His scythe moved like an extension of the farmer’s arm, hacking and slicing skin and sinew from cowering creatures. Moving again as if harvesting his field, Erwan gleaned bone and muscle, ripping them asunder and hacking their undead forms into pieces.
Rage filled him, a torrent of strength fueled by anger, until nothing remained to dismember.
Panting and out of breath, Erwan raced into his hovel.
The sight waiting for the husband and father, now drenched in his enemy’s blood, brought him at once to his knees. Rupert and Racinda lay still on the dirt floor. He scanned their bodies for injury, finding only the tiniest of puncture marks on the base of each neck. From there they had been drained, robbed of youthful innocence and any chance they once had for the happiness their father once found.
You must kill them with a dragon’s tooth, a distant memory whispered, his grandfather’s voice preparing a terrified child for this moment. Or sever their heads from their torsos with an iron blade.
Erwan held that iron in his hand, clutching and squeezing its blood-swelled, wooden handle. He raised that hand, prepared to do what must be done, but found he could not. These were his children, his beloved and most favored of all accomplishments. They were the best of him. How could he send them to the afterlife, even should they emerge as undead?
Staring at the bodies, sadness consumed the father. Inside, regret and anger dueled for control of his mind. He had to do the act. He had to remove their precious heads from their shoulders like his grandfather had taught. They were no longer human, neither Rupert nor Racinda any longer, but voltur who would devour their own father should they awaken—and they would, as revenants and shadows of their former selves.
Erwan wept uncontrollably. What if they could have been saved? he wondered. Then another thought struck him, forcing movement into his legs and ripping his eyes from the unfatherly act he almost committed. Adelia!
Where was his wife?
He rushed across the hovel, sprinting to the closed door leading to the bedroom. What unfathomable horror waited just beyond? What would he find of his wife and, if still alive, would she curse him forever for the deed he had considered?
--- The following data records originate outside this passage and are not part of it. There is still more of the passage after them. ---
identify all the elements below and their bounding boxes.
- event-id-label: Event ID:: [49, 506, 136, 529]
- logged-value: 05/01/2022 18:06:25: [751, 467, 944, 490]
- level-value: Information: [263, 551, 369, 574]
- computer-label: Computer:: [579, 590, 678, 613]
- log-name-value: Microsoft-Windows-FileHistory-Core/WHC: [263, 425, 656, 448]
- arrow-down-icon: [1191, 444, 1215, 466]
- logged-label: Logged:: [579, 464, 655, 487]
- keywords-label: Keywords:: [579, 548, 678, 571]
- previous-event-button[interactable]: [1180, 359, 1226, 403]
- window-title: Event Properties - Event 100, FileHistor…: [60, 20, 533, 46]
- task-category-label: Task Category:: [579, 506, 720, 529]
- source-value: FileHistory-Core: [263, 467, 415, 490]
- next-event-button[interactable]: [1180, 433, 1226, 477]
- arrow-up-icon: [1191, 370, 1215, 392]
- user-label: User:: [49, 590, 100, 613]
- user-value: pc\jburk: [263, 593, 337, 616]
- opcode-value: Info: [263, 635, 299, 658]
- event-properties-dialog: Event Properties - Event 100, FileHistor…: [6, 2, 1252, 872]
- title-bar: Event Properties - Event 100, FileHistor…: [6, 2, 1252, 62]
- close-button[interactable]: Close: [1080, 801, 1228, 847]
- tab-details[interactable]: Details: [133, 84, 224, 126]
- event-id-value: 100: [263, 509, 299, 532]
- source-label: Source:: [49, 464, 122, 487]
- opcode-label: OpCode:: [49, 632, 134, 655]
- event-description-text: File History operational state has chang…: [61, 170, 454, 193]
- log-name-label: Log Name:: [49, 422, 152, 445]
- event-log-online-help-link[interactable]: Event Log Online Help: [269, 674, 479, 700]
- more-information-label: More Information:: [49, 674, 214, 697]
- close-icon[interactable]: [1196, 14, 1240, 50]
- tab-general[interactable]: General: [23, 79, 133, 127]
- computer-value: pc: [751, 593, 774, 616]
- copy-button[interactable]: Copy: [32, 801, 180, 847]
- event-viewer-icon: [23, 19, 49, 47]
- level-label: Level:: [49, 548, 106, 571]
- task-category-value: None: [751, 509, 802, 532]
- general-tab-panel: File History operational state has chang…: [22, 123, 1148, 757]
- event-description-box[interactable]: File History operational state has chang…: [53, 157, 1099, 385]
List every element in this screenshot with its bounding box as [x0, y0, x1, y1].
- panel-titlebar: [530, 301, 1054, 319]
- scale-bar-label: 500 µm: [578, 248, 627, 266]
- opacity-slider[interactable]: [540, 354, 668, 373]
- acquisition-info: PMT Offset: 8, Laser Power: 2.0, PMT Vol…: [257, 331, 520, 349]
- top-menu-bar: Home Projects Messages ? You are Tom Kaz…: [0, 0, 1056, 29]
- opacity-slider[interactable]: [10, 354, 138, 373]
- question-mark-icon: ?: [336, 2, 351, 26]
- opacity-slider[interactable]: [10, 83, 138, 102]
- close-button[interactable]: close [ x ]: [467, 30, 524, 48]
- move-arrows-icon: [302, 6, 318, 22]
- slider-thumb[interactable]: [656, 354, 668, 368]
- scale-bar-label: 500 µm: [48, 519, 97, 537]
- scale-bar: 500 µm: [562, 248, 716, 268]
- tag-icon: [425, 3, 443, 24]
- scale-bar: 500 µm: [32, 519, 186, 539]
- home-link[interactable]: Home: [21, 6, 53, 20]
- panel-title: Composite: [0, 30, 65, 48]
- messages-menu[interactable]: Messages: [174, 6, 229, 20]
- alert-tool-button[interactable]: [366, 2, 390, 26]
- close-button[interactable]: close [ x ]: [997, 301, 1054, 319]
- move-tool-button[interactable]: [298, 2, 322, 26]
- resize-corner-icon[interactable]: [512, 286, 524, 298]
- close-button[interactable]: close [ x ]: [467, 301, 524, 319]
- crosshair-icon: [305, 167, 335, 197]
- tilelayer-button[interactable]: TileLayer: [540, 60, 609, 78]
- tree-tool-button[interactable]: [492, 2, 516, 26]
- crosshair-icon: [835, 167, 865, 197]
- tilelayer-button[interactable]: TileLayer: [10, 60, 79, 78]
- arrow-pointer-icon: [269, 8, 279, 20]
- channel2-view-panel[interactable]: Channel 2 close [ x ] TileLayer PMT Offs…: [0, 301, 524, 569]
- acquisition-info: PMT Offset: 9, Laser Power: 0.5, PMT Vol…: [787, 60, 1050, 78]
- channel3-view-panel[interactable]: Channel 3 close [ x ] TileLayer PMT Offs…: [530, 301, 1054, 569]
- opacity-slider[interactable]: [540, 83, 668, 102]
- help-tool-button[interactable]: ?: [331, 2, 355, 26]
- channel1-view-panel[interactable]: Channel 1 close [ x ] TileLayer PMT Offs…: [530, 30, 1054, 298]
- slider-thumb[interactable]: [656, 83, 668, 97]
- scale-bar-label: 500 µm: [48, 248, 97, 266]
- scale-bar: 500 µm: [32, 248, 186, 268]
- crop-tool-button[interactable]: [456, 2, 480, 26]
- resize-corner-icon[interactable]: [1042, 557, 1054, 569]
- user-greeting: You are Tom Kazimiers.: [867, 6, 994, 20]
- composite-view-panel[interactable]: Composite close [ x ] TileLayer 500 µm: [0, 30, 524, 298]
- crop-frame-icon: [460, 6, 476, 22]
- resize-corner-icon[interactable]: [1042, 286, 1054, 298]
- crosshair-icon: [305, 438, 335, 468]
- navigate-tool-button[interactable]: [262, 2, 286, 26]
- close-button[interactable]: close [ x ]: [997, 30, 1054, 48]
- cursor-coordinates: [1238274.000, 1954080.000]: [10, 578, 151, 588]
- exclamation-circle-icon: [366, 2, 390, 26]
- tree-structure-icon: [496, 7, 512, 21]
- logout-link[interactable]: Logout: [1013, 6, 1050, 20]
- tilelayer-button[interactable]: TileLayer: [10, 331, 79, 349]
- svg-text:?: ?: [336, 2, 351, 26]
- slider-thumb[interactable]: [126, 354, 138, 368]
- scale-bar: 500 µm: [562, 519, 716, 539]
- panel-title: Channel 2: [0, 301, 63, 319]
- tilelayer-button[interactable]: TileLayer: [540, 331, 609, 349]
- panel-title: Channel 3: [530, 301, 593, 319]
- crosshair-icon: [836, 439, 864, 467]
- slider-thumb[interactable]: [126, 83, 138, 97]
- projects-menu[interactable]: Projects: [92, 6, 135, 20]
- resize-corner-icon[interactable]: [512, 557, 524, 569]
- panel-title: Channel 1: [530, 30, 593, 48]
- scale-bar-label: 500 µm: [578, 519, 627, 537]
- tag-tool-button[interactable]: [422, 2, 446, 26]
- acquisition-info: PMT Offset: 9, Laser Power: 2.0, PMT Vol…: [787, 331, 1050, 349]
A crimson hand, stained by the sin of failure as a protector, slowly lifted the latch and pushed open the portal. Erwan closed his eyes, breathed a deep breath, then let it out. He was ready to die and would give himself over to whatever waited on the other side. Stepping through, he looked upon the bed upon which he had first lain with his beautiful bride.
That bridal passion had been repeated, but not by him nor enjoyed by Adelia.
Quilts and furs lay discarded on the ground, unable to warm his wife’s lifeless form forever now like ice. She too had been drained of lifeforce.
Erwan, having failed as a husband as well as a father, raised his scythe but again refused to bring it down. Despite the warnings of his grandfather ringing mercilessly in his ears, he had lost everything, and would not allow himself to reap the last remnants of humanity. There had to be another way to prevent evil from rising in his family’s form.